By Courtney Brennan
COLONA, Illinois - Cindy Madden's tragic death at the train tracks in Colona is unfortunately one of many deaths that occur at track crossings in Illinois.
"We rank second, nationally, for the number of track miles as well as the number of crossings. We have almost 8,400 crossings in the state," says Illinois Operation Lifesaver director Chip Pew. Operation Lifesaver is an educational organization dedicated to reducing the number of train crossing fatalities.
The 8,400 miles of crossings provide more exposure, more risk for accidents like Madden's. In 2005, Illinois led the nation with 30 fatalities at track crossings.
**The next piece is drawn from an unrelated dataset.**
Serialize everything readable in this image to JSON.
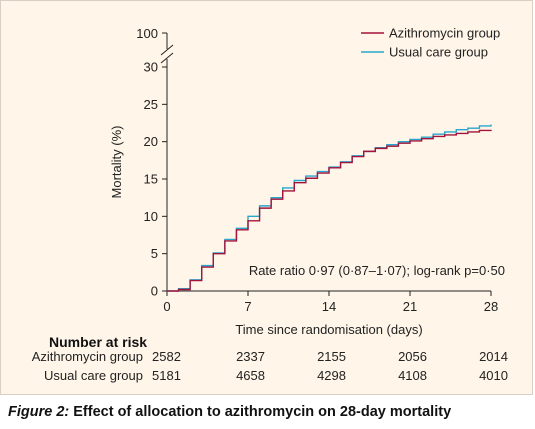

If your car gets stuck on a set of tracks, get and look for the 1-800 on the signal box. Call that number and give the transit operator your location and the operator will notify any train conductors in your area. That way, the conductors can stop the train if it's anywhere near you.
In Cindy Madden's case, her car got stuck on the tracks and a train immediately came barreling towards her. In this instance, Operation Lifesaver says get out and run, but run towards the train.
"Your initial reaction would be just getting away from the train when in actuality you want to go towards it but to the sides."
If you run the way the train is traveling, it's very likely that the train will hit your car and then the car will hit you - just like it did with Cindy Madden. Operation Lifesaver and Madden's family say do not waste any time trying to save your car or valuables - it's not worth it.